Wenn ein Waldarbeiter einen Unfall hat: Dafür sind 106 Rettungspunkte-Schilder im Gebiet des Forstamtes Jena da.

Eisenberg. Manch einer hat sich bei einem Spaziergang im Wald in letzter Zeit gewundert über ein Schild, das er zuvor noch nicht gesehen hatte. "Rettungskette Forst" steht da drauf, darunter SHK und eine Nummer sowie "Notruf 112".

Wofür sind die Schilder gut? "Hauptsächlich für schnelle Hilfe bei einem Waldarbeiter-Unfall", erklärt Hildbrecht Böttcher, der Leiter des Forstamtes Jena, dazu auf Anfrage unserer Zeitung. "Jedes dieser Schilder markiert einen Rettungspunkt der so genannten Rettungskette Forst."

Allein im Bereich des Mühltals zwischen Eisenberg und Weißenborn gibt es etwa zehn solcher Rettungspunkte-Schilder, informiert Böttcher, insgesamt 106 im gesamten Bereich des Forstamtes Jena. Das Forstamt erstreckt sich über Teile der Kreise Weimarer-Land, Saale-Holzland-Kreis und die kreisfreie Stadt Jena. Im SHK reicht es von Heideland bis Nickelsdorf, von Camburg bis fast nach Maua und umfasst eine Waldfläche von 17 755 Hektar.

Das Rettungspunkte-System im Wald ist alt, war aber bisher ziemlich uneinheitlich. Früher gab es dafür unterschiedliche Markierungen, in manchen Bereichen rote Punkte, in anderen grüne Kreuze. Jetzt ist die Rettungskette mit Hilfe der Schilder, deren Aufstellung inzwischen fast überall abgeschlossen ist, vereinheitlicht worden.

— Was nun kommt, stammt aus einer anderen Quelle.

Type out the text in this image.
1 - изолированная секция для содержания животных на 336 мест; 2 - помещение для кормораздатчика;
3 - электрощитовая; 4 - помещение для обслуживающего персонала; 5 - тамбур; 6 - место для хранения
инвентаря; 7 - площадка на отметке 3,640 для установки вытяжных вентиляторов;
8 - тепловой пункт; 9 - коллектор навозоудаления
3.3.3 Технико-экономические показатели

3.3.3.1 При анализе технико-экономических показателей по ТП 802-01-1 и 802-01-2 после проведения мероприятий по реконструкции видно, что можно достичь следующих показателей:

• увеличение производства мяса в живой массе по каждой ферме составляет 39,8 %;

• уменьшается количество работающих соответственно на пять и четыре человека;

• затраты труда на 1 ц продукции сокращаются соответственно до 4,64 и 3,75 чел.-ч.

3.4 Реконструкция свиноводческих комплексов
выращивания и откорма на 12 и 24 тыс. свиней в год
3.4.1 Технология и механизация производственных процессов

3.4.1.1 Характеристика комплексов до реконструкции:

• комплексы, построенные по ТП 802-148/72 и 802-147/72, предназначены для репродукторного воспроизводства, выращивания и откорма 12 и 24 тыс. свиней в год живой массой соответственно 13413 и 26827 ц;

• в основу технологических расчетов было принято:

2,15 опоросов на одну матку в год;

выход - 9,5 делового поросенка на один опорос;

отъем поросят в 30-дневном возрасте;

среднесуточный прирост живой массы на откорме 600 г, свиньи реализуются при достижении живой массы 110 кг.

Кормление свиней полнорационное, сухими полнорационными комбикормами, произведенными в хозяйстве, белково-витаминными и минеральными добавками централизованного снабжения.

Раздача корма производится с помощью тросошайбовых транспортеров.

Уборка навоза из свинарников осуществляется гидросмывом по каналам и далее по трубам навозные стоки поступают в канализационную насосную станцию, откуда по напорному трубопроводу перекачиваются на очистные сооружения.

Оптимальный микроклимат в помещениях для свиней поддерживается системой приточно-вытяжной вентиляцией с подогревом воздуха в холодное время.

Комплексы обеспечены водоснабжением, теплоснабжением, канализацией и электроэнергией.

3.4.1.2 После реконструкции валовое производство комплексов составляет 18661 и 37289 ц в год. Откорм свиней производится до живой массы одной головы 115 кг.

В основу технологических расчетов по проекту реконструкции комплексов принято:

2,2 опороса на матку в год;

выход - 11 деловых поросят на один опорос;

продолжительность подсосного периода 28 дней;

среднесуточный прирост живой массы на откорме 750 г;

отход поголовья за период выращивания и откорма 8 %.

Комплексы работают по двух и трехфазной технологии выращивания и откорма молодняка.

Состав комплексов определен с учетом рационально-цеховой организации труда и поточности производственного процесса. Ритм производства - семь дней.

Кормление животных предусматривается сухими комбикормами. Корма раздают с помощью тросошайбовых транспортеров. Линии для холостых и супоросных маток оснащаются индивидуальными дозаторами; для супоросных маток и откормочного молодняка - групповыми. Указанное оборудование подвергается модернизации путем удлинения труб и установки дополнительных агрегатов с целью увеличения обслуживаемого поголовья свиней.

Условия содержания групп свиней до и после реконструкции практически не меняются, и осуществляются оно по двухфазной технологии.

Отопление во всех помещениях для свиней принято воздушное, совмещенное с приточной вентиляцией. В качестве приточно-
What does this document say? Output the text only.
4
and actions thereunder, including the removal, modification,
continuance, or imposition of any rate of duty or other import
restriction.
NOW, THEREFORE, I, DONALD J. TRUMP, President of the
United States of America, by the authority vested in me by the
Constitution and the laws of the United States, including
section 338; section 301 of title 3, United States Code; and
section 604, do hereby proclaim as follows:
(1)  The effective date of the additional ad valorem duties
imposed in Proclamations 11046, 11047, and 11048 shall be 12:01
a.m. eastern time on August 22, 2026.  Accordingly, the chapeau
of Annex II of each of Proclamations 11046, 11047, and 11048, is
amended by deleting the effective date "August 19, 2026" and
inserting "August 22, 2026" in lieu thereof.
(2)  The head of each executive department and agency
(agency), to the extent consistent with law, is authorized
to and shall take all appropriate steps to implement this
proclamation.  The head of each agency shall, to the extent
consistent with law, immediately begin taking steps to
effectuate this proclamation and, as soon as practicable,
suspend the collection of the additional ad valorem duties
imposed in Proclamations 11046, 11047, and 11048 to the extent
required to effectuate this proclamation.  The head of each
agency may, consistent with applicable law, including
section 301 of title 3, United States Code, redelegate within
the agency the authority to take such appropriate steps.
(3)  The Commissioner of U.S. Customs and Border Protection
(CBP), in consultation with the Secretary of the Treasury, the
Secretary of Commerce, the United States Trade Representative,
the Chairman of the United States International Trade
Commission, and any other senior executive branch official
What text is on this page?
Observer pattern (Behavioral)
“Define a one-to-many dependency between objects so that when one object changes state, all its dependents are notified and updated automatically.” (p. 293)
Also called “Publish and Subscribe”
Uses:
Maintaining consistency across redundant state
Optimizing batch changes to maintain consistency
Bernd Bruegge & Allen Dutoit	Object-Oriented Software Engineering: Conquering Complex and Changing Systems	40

Die einzelnen Rettungspunkte sind nummerierte Flurpunkte, die es Feuerwehren und Rettungsdiensten ermöglichen, Unfallstellen in unbewohnten Gebieten leicht zu finden und schnell versorgen zu können. Nicht nur in Thüringen, auch in einigen anderen Bundesländern wurde durch die Einführung der Rettungskette Forst die Versorgung verunfallter Waldarbeiter verbessert.

Waldarbeiter arbeiten für gewöhnlich in so genannten Rotten von drei bis vier Mann an den jeweiligen Einsatzorten. Passiert einem ein Unfall, kümmert sich im Regelfall der zweite Mann um den Verletzten. Der dritte ruft die Rettungsleitstelle an und gibt den Rettungspunkt durch (der steht auch auf jedem Arbeitseinsatz drauf), läuft zu dem Punkt und führt von dort die eintreffende Rettungsmannschaft an den Unfallort, der ja oft direkt im Wald liegen kann.

Rettungspunkte müssen an markanten und zugänglichen Stellen (mit Handyempfang!) ausgewiesen sein, die Schilder sind teilweise an Pfählen oder Bäumen angebracht. Sie dienen auch der Absicherung von Veranstaltungen im Wald, zur Rettung bei Unfällen von anderen Personen sowie für Einsätze bei Waldbränden und Naturkatastrophen, aber die schnelle Hilfe bei Waldarbeiterunfällen ist ihr hauptsächliches Ziel.